What the actual! There's another hypervisor already running?
After some searching, it turns out there's a kvm kernel module that is running which stops the Intel VT-x form being used:
nolan-veed@nolan-veed:~$ lsmod | grep kvm
kvm_intel 487424 0
kvm 1425408 1 kvm_intel
irqbypass 12288 1 kvm
nolan-veed@nolan-veed:~$ modinfo kvm_intel
filename: /lib/modules/6.14.0-33-generic/kernel/arch/x86/kvm/kvm-intel.ko.zst
license: GPL
description: KVM support for VMX (Intel VT-x) extensions
...
I can temporarily disable this, because I'm not using kvm on my laptop:
nolan-veed@nolan-veed:~$ sudo modprobe -r kvm_intel
nolan-veed@nolan-veed:~$ lsmod | grep kvm
Then my VM starts, and I can go through the FreeBSD installation screens.
Configuring SSH access
Once rebooted, I find it important to have SSH access. This is because it tends to become tedious switching between the VM and the host machine. I also tend to do most of the work on the host machine, in VSCode for example.
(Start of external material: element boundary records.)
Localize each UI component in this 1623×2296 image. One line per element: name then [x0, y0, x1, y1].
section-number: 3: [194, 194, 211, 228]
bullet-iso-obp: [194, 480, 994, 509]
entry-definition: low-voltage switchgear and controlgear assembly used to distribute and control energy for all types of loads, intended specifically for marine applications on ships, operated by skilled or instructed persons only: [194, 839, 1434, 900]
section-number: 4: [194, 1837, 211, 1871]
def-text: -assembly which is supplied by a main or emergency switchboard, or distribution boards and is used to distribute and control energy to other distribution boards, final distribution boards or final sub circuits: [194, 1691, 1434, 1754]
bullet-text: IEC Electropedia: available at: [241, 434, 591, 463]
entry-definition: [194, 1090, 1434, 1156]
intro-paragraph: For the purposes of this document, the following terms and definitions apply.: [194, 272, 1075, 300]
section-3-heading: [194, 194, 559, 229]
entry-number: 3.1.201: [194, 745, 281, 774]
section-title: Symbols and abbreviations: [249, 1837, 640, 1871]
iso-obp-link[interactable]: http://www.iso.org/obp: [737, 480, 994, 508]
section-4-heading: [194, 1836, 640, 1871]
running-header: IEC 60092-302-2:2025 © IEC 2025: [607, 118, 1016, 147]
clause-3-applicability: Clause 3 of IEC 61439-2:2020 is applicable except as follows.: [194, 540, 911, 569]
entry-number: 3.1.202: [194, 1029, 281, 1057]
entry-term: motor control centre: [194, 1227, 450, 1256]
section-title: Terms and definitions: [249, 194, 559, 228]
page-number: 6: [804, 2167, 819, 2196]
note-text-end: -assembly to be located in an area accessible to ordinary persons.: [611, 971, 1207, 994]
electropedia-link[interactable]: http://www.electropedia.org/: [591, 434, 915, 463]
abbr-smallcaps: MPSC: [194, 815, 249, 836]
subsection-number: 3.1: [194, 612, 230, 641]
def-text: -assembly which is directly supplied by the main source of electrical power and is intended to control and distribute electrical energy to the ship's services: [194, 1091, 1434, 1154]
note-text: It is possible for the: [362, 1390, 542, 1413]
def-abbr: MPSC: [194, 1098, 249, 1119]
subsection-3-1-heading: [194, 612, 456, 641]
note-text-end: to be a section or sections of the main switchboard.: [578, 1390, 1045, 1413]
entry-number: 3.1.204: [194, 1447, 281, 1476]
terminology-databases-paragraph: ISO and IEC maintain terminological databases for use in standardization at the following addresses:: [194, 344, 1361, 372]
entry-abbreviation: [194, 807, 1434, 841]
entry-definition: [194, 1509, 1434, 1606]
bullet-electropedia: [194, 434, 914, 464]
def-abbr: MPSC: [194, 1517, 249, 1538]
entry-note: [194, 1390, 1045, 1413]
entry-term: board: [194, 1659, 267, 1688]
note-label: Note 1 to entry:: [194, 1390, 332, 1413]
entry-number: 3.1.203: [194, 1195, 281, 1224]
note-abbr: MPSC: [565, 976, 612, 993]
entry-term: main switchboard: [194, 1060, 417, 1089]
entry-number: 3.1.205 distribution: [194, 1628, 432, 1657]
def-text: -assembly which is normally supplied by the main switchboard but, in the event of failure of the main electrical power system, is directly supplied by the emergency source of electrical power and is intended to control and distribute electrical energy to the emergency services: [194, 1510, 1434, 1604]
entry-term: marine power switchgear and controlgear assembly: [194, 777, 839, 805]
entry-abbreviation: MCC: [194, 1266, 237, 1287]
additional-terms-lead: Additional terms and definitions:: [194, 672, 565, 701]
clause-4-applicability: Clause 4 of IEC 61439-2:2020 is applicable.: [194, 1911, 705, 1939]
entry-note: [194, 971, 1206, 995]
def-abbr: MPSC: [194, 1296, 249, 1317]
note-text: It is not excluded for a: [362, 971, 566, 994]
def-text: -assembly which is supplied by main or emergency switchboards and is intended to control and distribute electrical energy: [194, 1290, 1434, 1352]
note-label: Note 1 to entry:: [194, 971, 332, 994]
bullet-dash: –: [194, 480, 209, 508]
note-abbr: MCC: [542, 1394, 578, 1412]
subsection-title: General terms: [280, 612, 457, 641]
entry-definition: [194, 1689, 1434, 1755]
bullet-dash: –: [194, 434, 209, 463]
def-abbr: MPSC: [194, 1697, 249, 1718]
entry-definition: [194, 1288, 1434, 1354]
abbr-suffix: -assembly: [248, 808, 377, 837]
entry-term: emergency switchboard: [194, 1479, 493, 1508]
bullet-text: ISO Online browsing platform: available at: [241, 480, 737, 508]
So, upon your first login as root, simply edit the /etc/ssh/sshd_config file, ensuring these lines are properly setup:
...
PermitRootLogin yes
...
PasswordAuthentication yes
Then restart the service:
service sshd restart
Also change your root password. (It's usually empty by default.)
And test from the host using:
ssh root@<ip-address>
You can get the ip address of your VM using ifconfig. (It's easier if you use a "Bridged Adapter" in VirtualBox VM settings for the network interface.)
Once ssh is confirmed to be working. You can also authorize your ssh key, just makes life easier:
ssh-copy-id root@<ip-address>
Setting up for software development
I generally, use VSCode for software development. So, in the case of roc-toolkit, I clone the repo on my host machine and opened it in VSCode.
I then mount it on the the FreeBSD VM through sshfs. For this, you'll need to do the following on the VM:
# Install the package.
pkg install fusefs-sshfs
# Load the kernel module
kldload fusefs
# Mount a host machine's directory
sshfs -o idmap=user nolan-veed@<host-ip-address>:nolan-veed/roc-toolkit roc-toolkit
I can then work with VSCode and run any build commands on a FreeBSD terminal through ssh.
Wrap up
That's enough for now. But, I have a few things to do. There are some nicer ways of doing things for what I want (perhaps for another post):
- We can try some already installed FreeBSD disk images - there are CI and CLOUD-INIT images.
- We can use qemu-system-x86_64 to run disk images, instead of a full blown VMM, like VirtualBox.
For the task at hand, I was able to fix the roc-toolkit build and run tests. I then and create a PR for it. The next thing for me to look into is how we get this to build in CI, specifically through GitHub Actions. For this, there are some cool GitHub Actions already available from vmactions, and for quite a few bsds too. For FreeBSD, I can use this one. It it works through libvirt and qemu.